So I have been talking this week with a few old friends -- R and K and the delightful
occamsnailfile -- about the sort of games we like to play and don't like to play. Such discussions make you wonder "what makes a game popular?" Or, in this case, unpopular, because I am talking about roleplaying
Star Wars.
On the surface,
Star Wars should be an amazingly popular genre to play in. It has virtually everything a diverse player group would want: supernatural powers, fantastic locations, high-flying martial arts action, dramatic storylines, cool antagonists, wierd monsters and cultures, and the gold bikini (tm). So why don't people want to play in it? What is it about the Star Wars universe that leaves potential players shrugging their shoulders and going, "En."

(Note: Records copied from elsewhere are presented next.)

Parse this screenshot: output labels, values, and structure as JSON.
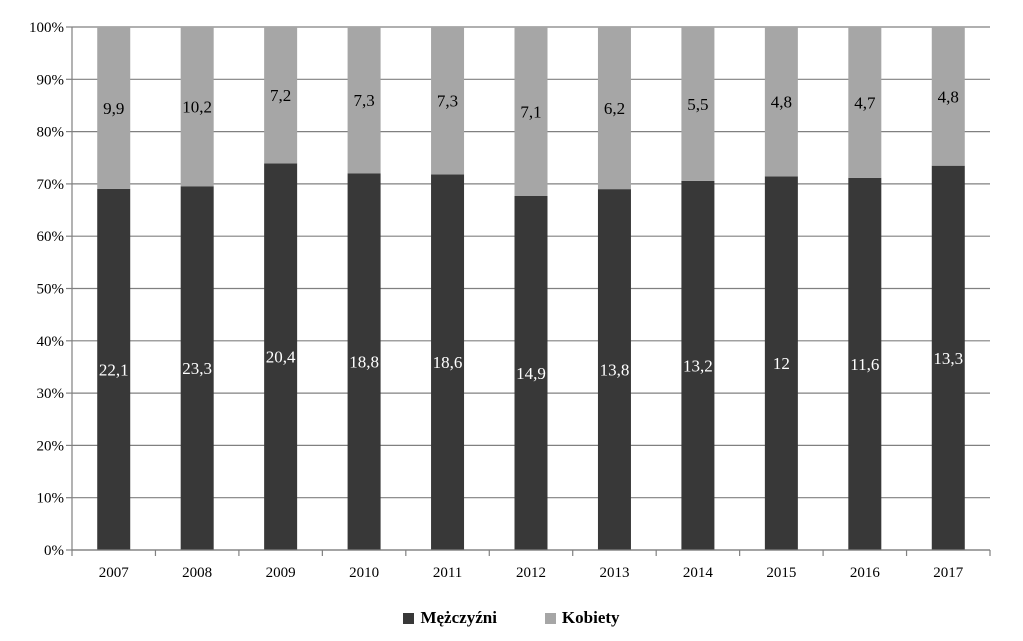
{
  "chart_data": {
    "type": "bar",
    "stacked": true,
    "normalized": true,
    "categories": [
      "2007",
      "2008",
      "2009",
      "2010",
      "2011",
      "2012",
      "2013",
      "2014",
      "2015",
      "2016",
      "2017"
    ],
    "series": [
      {
        "name": "Mężczyźni",
        "color": "#383838",
        "values": [
          22.1,
          23.3,
          20.4,
          18.8,
          18.6,
          14.9,
          13.8,
          13.2,
          12,
          11.6,
          13.3
        ],
        "labels": [
          "22,1",
          "23,3",
          "20,4",
          "18,8",
          "18,6",
          "14,9",
          "13,8",
          "13,2",
          "12",
          "11,6",
          "13,3"
        ]
      },
      {
        "name": "Kobiety",
        "color": "#a6a6a6",
        "values": [
          9.9,
          10.2,
          7.2,
          7.3,
          7.3,
          7.1,
          6.2,
          5.5,
          4.8,
          4.7,
          4.8
        ],
        "labels": [
          "9,9",
          "10,2",
          "7,2",
          "7,3",
          "7,3",
          "7,1",
          "6,2",
          "5,5",
          "4,8",
          "4,7",
          "4,8"
        ]
      }
    ],
    "y_ticks": [
      "0%",
      "10%",
      "20%",
      "30%",
      "40%",
      "50%",
      "60%",
      "70%",
      "80%",
      "90%",
      "100%"
    ],
    "ylim": [
      0,
      100
    ],
    "grid": true,
    "legend_position": "bottom"
  }
}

Common Wisdom on this question would be, "Because the prequels sucked." Indeed, you might even be able to trace this solely to
Phantom Menace, because once you jump the shark on a project it is, by definition, jumped, and no amount of lipstick on the pig will unjump it. This line of argument goes that once you have recast the genre's coolest villain as a plucky youngster, reduced the mystical supernatural wisdom of the cosmos to midichlorians, alienated everyone who considers continuity important, and introduced two really interesting new characters only to kill one off and make the other inexplicably in love with said plucky youngster, you have pretty much soiled the dove beyond redemption. And this argument is hard to argue with because all those things are, in fact, true.

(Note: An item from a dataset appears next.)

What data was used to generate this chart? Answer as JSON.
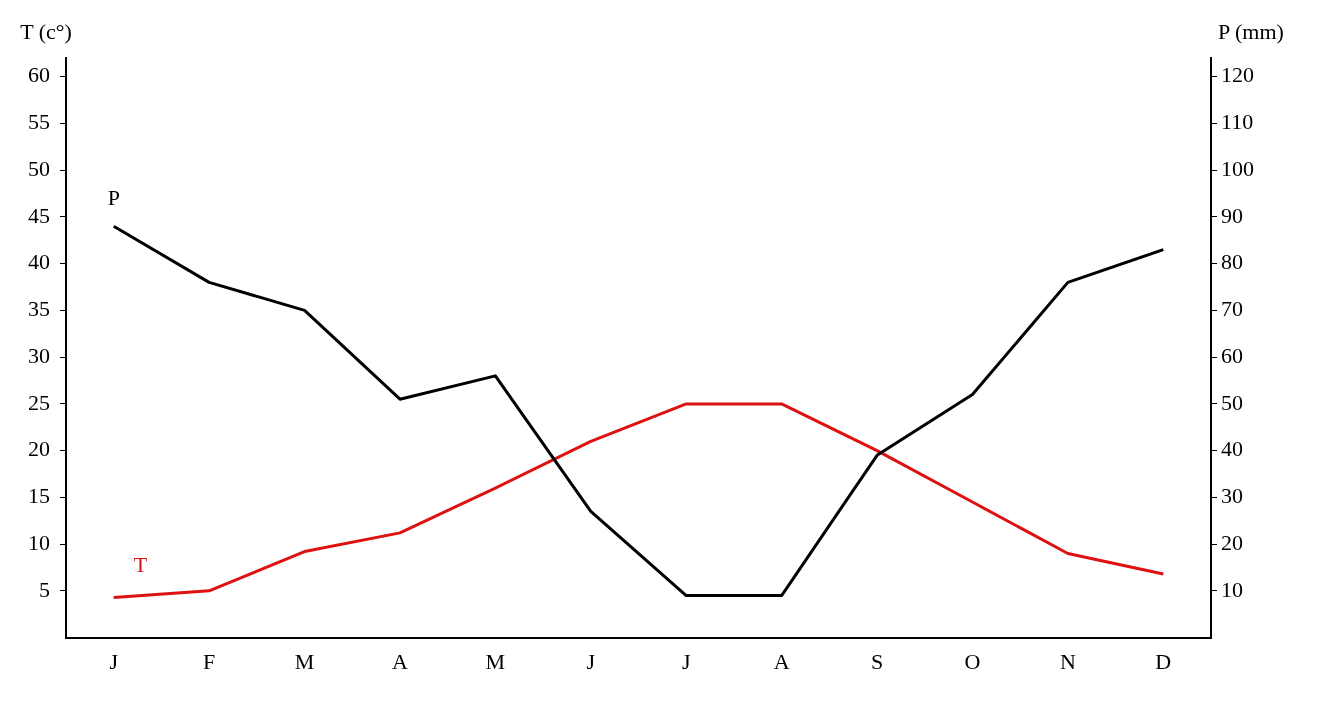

There's no question that Lucas' second set of films is very informed by his new status as a father; he's publicly stated he made the films for his son. And, perhaps,
this is where the problem lies, since the setting has become something which is intended to appeal to adolescents or pre-adolescents. The protagonists of the classic films were grown adults; Luke may have been a whiner in the first film but his issue with not that he was too young to get involved in matters of great pitch and moment, but that he felt he was too
old and had missed his shot. He wanted to grow up like his imaginary father, and dreaded growing up to be like his all-too-real uncle. Meanwhile, Han is a scoundrel who shoots first and he gets into a romantic triangle with his best (non-hairy) friend over a woman who, at first, he doesn't even like much. These are not little-kid problems. The prequels only flirt with this sort of thing, such as when Anakin slaughters first a village of sandpeople (off-camera!) and then murders an entire class of aspiring Jedi elementary school students. (Okay, that had to happen off camera. I grant you.) So maybe it is simply the childishness, the simplicity of the new Star Wars universe, that makes it unappealing to seasoned gamers.

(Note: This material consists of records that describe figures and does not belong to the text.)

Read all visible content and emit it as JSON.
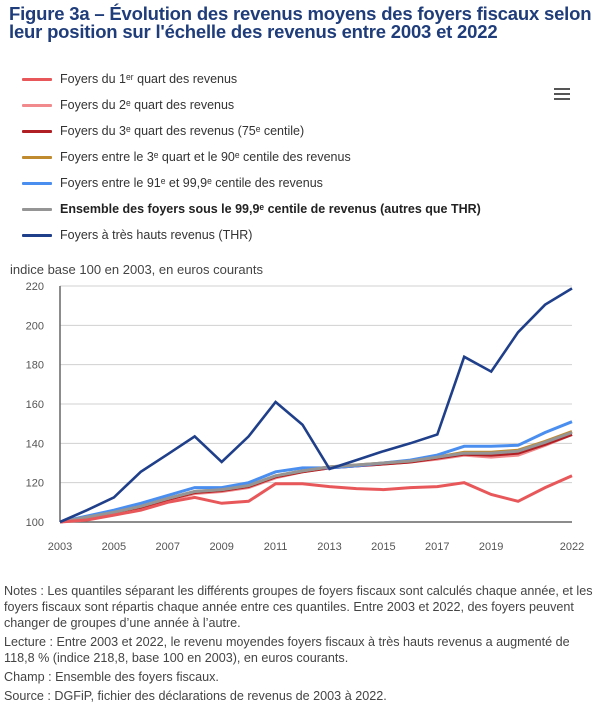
{
  "title": "Figure 3a – Évolution des revenus moyens des foyers fiscaux selon leur position sur l'échelle des revenus entre 2003 et 2022",
  "menu": {
    "icon": "hamburger-menu-icon"
  },
  "unit_label": "indice base 100 en 2003, en euros courants",
  "legend": [
    {
      "label": "Foyers du 1ᵉʳ quart des revenus",
      "color": "#e8585a",
      "bold": false
    },
    {
      "label": "Foyers du 2ᵉ quart des revenus",
      "color": "#f08a8c",
      "bold": false
    },
    {
      "label": "Foyers du 3ᵉ quart des revenus (75ᵉ centile)",
      "color": "#b01f24",
      "bold": false
    },
    {
      "label": "Foyers entre le 3ᵉ quart et le 90ᵉ centile des revenus",
      "color": "#c08a2e",
      "bold": false
    },
    {
      "label": "Foyers entre le 91ᵉ et 99,9ᵉ centile des revenus",
      "color": "#4a8ef0",
      "bold": false
    },
    {
      "label": "Ensemble des foyers sous le 99,9ᵉ centile de revenus (autres que THR)",
      "color": "#959595",
      "bold": true
    },
    {
      "label": "Foyers à très hauts revenus (THR)",
      "color": "#1f3f8a",
      "bold": false
    }
  ],
  "chart_data": {
    "type": "line",
    "title": "Figure 3a – Évolution des revenus moyens des foyers fiscaux selon leur position sur l'échelle des revenus entre 2003 et 2022",
    "xlabel": "",
    "ylabel": "indice base 100 en 2003, en euros courants",
    "x": [
      2003,
      2004,
      2005,
      2006,
      2007,
      2008,
      2009,
      2010,
      2011,
      2012,
      2013,
      2014,
      2015,
      2016,
      2017,
      2018,
      2019,
      2020,
      2021,
      2022
    ],
    "x_ticks": [
      "2003",
      "2005",
      "2007",
      "2009",
      "2011",
      "2013",
      "2015",
      "2017",
      "2019",
      "2022"
    ],
    "y_ticks": [
      100,
      120,
      140,
      160,
      180,
      200,
      220
    ],
    "ylim": [
      100,
      220
    ],
    "xlim": [
      2003,
      2022
    ],
    "grid": true,
    "legend_position": "top",
    "series": [
      {
        "name": "Foyers du 2ᵉ quart des revenus",
        "color": "#f08a8c",
        "values": [
          100,
          102,
          104.5,
          107,
          111,
          114.5,
          115.5,
          117.5,
          122.5,
          125.5,
          127.5,
          128.5,
          129.5,
          130.5,
          132,
          134,
          133,
          134,
          139,
          144.5
        ]
      },
      {
        "name": "Foyers du 3ᵉ quart des revenus (75ᵉ centile)",
        "color": "#b01f24",
        "values": [
          100,
          102.5,
          105,
          107.5,
          111.5,
          115,
          116,
          118,
          123,
          125.5,
          127.5,
          128.5,
          129.5,
          130.5,
          132.5,
          134.5,
          134,
          135,
          139.5,
          144.5
        ]
      },
      {
        "name": "Foyers entre le 3ᵉ quart et le 90ᵉ centile des revenus",
        "color": "#c08a2e",
        "values": [
          100,
          102.5,
          105,
          108,
          112,
          115.5,
          116.5,
          118.5,
          123.5,
          126,
          128,
          129,
          130,
          131,
          133,
          135.5,
          135.5,
          136.5,
          141,
          146
        ]
      },
      {
        "name": "Foyers entre le 91ᵉ et 99,9ᵉ centile des revenus",
        "color": "#4a8ef0",
        "values": [
          100,
          103,
          106,
          109.5,
          113.5,
          117.5,
          117.5,
          120,
          125.5,
          127.5,
          127.5,
          128.5,
          130,
          131.5,
          134,
          138.5,
          138.5,
          139,
          145.5,
          151
        ]
      },
      {
        "name": "Ensemble des foyers sous le 99,9ᵉ centile de revenus (autres que THR)",
        "color": "#959595",
        "values": [
          100,
          102.5,
          105,
          108,
          112,
          115.5,
          116.5,
          118.5,
          123.5,
          126,
          128,
          129,
          130,
          131,
          133,
          135,
          135,
          136,
          140.5,
          145.5
        ]
      },
      {
        "name": "Foyers du 1ᵉʳ quart des revenus",
        "color": "#e8585a",
        "values": [
          100,
          101,
          103.5,
          106,
          110,
          112.5,
          109.5,
          110.5,
          119.5,
          119.5,
          118,
          117,
          116.5,
          117.5,
          118,
          120,
          114,
          110.5,
          117.5,
          123.5
        ]
      },
      {
        "name": "Foyers à très hauts revenus (THR)",
        "color": "#1f3f8a",
        "values": [
          100,
          106,
          112.5,
          125.5,
          134.5,
          143.5,
          130.5,
          143.5,
          161,
          149.5,
          127,
          131.5,
          136,
          140,
          144.5,
          184,
          176.5,
          196.5,
          210.5,
          218.8
        ]
      }
    ]
  },
  "notes": [
    "Notes : Les quantiles séparant les différents groupes de foyers fiscaux sont calculés chaque année, et les foyers fiscaux sont répartis chaque année entre ces quantiles. Entre 2003 et 2022, des foyers peuvent changer de groupes d’une année à l’autre.",
    "Lecture : Entre 2003 et 2022, le revenu moyendes foyers fiscaux à très hauts revenus a augmenté de 118,8 % (indice 218,8, base 100 en 2003), en euros courants.",
    "Champ : Ensemble des foyers fiscaux.",
    "Source : DGFiP, fichier des déclarations de revenus de 2003 à 2022."
  ]
}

One argument I will not swallow, however, is that
Star Wars "has been done." So have plenty of other RPG settings, yet we continue to play them. How many awful systems must
Lord of the Rings go through before it gets a good one? I don't know, but one day that game will exist, and when it does, there will be thousands of people playing it. D&D's
Forgotten Realms and
Dragonlance settings are doing just fine, thank you, after decades. There's no question many, perhaps even most, players find Star Wars dull and unworthy of time, but the reason has to be deeper than simple traffic flow on the street. After all, for all the bleach that three decades of gaming can apply to the brilliant colors of
Star Wars, you have also gotten plenty of elaborations that have made the setting into one of the largest and detailed RPG settings imaginable. There are worlds, cultures, aliens, traditions, hardware, antagonists for every possible story out there, tools waiting for us to reach out and take them.
Ah, but most of those tools are from Walmart.
Star Wars has expanded in a way that, to keep with our other previous example,
Lord of the Rings has not. Tolkien Enterprises kept everyone else from writing anything set in Middle-earth. Even the Professor's unpublished notes edited by his son Christopher are considered "non-canon," so that games that come out based on
LotR can use only that novel and the
Hobbit. Everything else, including the
Silmarillion, was in an unfinished state by Tolkien's death. But Lucas, perhaps out of a desire to have a ranch worthy of the Emperor, opened up the floodgates and hundreds of books are the result, not to mention comics, video games, and -- the ultimate menace -- RPG supplements. In all of this material, there are a few gems. Most of it is mind-numbingly banal.
Star Wars has lost its artistic vision, and its not all because of Anakin Skywalker. It could be argued that long before Lucas dressed up as Fonzarelli and lept his
Phantom Menace motorcycle over the Sarlacc, he had already fallen to the Dark Side. Lured by the wealth and fame, he closed his eyes and took his hands off the bars. The power of unchecked capitalism, of publishers eager to make a dollar and authors eager to get their hands on characters the whole world recognized, took over and drove his baby -- a universe which had entertained millions in a way unique to its generation -- right into the tank.
He, and
Star Wars, may never recover. Star Wars fans believe in redemption and we try hard to show that the game is still vibrant with exciting stories. But no matter how many cool and frightening villains we craft, how many epic space battles we breathlessly guide the players through, no matter if we find thousand year gaps in the Galactic History and set our game there,
right then, when none of the awful crap can get to us, we always hear the words of a little green master, who taught us so much:
Once you step upon the dark path, forever will it dominate your destiny.